A North Carolina man is facing charges in the 1988 slaying of an Orlando, Florida, woman, after modern DNA testing helped police name a suspect in a case that had remained unsolved for nearly four decades, authorities said.
The Orlando Police Department said Thursday that Willie J. Carpenter was taken into custody by the U.S. Marshals Service North Carolina Regional Task Force on a first-degree murder charge in connection with the death of Diane Matthews.
Matthews was found dead on Sept. 8, 1988, inside the downtown Orlando answering service where she was employed.
Orlando police have charged Willie Carpenter with first-degree murder in the 1988 killing of Diane Matthews. (Orlando Police Department)
According to police, Matthews suffered such severe facial injuries that she could not be immediately identified; a co-worker ultimately recognized her by her hair.
Investigators gathered fingerprints and biological material from the scene and interviewed numerous witnesses, but DNA analysis was not yet a routine tool in criminal investigations at the time.
Authorities said the evidence was preserved and detectives continued to follow potential leads, but no suspect was named and the investigation eventually became a cold case.
Undated images show Diane Matthews, who was discovered murdered at the Orlando answering service where she worked in September 1988. Police announced an arrest in the cold case nearly 38 years later. (Orlando Police Department)
The investigation took a significant turn more than two decades later when Carpenter’s DNA was entered into the Combined DNA Index System, or CODIS, following an unrelated arrest on charges related to a sexual offense in North Carolina with an underage female, police said.
Investigators identified Carpenter’s DNA as a potential match to biological evidence collected during the Matthews homicide investigation.
Detectives interviewed Carpenter in 2013, but he denied knowing Matthews and declined to provide a DNA sample.
Willie J. Carpenter was arrested July 9, 2026, and charged with first-degree murder in the 1988 killing of Orlando woman Diane Matthews, according to the Orlando Police Department. (Orlando Police Department)
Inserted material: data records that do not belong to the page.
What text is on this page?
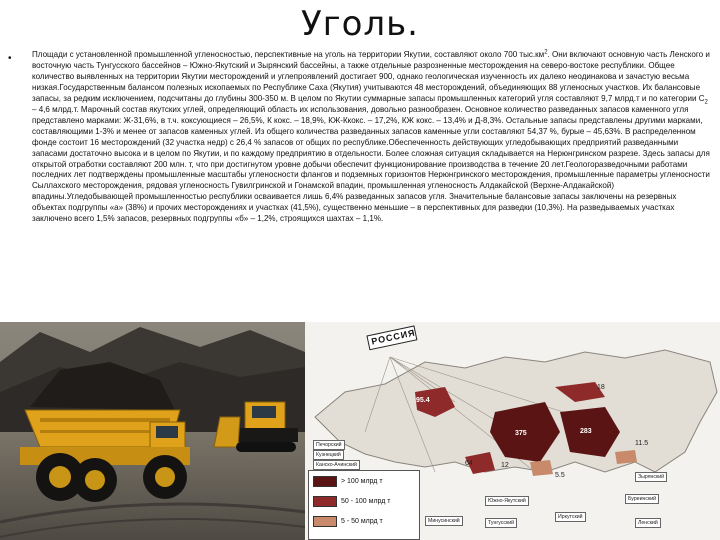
Уголь.
•	Площади с установленной промышленной угленосностью, перспективные на уголь на территории Якутии, составляют около 700 $тыс.км^2$. Они включают основную часть Ленского и восточную часть Тунгусского бассейнов – Южно-Якутский и Зырянский бассейны, а также отдельные разрозненные месторождения на северо-востоке республики. Общее количество выявленных на территории Якутии месторождений и углепроявлений достигает 900, однако геологическая изученность их далеко неодинакова и зачастую весьма низкая.Государственным балансом полезных ископаемых по Республике Саха (Якутия) учитываются 48 месторождений, объединяющих 88 угленосных участков. Их балансовые запасы, за редким исключением, подсчитаны до глубины 300-350 м. В целом по Якутии суммарные запасы промышленных категорий угля составляют 9,7 млрд.т и по категории $С_2 - 4,6$ млрд.т. Марочный состав якутских углей, определяющий область их использования, довольно разнообразен. Основное количество разведанных запасов каменного угля представлено марками: Ж-31,6%, в т.ч. коксующиеся – 26,5%, К кокс. – 18,9%, КЖ-Ккокс. – 17,2%, КЖ кокс. – 13,4% и Д-8,3%. Остальные запасы представлены другими марками, составляющими 1-3% и менее от запасов каменных углей. Из общего количества разведанных запасов каменные угли составляют 54,37 %, бурые – 45,63%. В распределенном фонде состоит 16 месторождений (32 участка недр) с 26,4 % запасов от общих по республике.Обеспеченность действующих угледобывающих предприятий разведанными запасами достаточно высока и в целом по Якутии, и по каждому предприятию в отдельности. Более сложная ситуация складывается на Нерюнгринском разрезе. Здесь запасы для открытой отработки составляют 200 млн. т, что при достигнутом уровне добычи обеспечит функционирование производства в течение 20 лет.Геологоразведочными работами последних лет подтверждены промышленные масштабы угленосности флангов и подземных горизонтов Нерюнгринского месторождения, промышленные параметры угленосности Сыллахского месторождения, рядовая угленосность Гувилгринской и Гонамской впадин, промышленная угленосность Алдакайской (Верхне-Алдакайской) впадины.Угледобывающей промышленностью республики осваивается лишь 6,4% разведанных запасов угля. Значительные балансовые запасы заключены на резервных объектах подгруппы «а» (38%) и прочих месторождениях и участках (41,5%), существенно меньшие – в перспективных для разведки (10,3%). На разведываемых участках заключено всего 1,5% запасов, резервных подгруппы «б» – 1,2%, строящихся шахтах – 1,1%.
РОССИЯ
95.4
375	283
18
11.5
12
64
5.5
Печорский
Кузнецкий
Канско-Ачинский
Южно-Якутский
Зырянский
Минусинский
Иркутский
Буреинский
Тунгусский	Ленский
> 100 млрд т
50 - 100 млрд т
5 - 50 млрд т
When investigators interviewed Carpenter again in 2024, he voluntarily provided a DNA sample.
The Florida Department of Law Enforcement conducted additional testing on the sample, producing results in 2025 that further strengthened the evidentiary link between Carpenter and biological evidence recovered from the crime scene, police said.
Detectives then spent months reviewing the evidence, consulting with prosecutors and eliminating other potential suspects before seeking an arrest warrant this year.
Carpenter was taken into custody without incident and remains in North Carolina pending extradition to Florida.
INC News has reached out to the Orlando Police Department for additional information, including court records and details surrounding the investigation.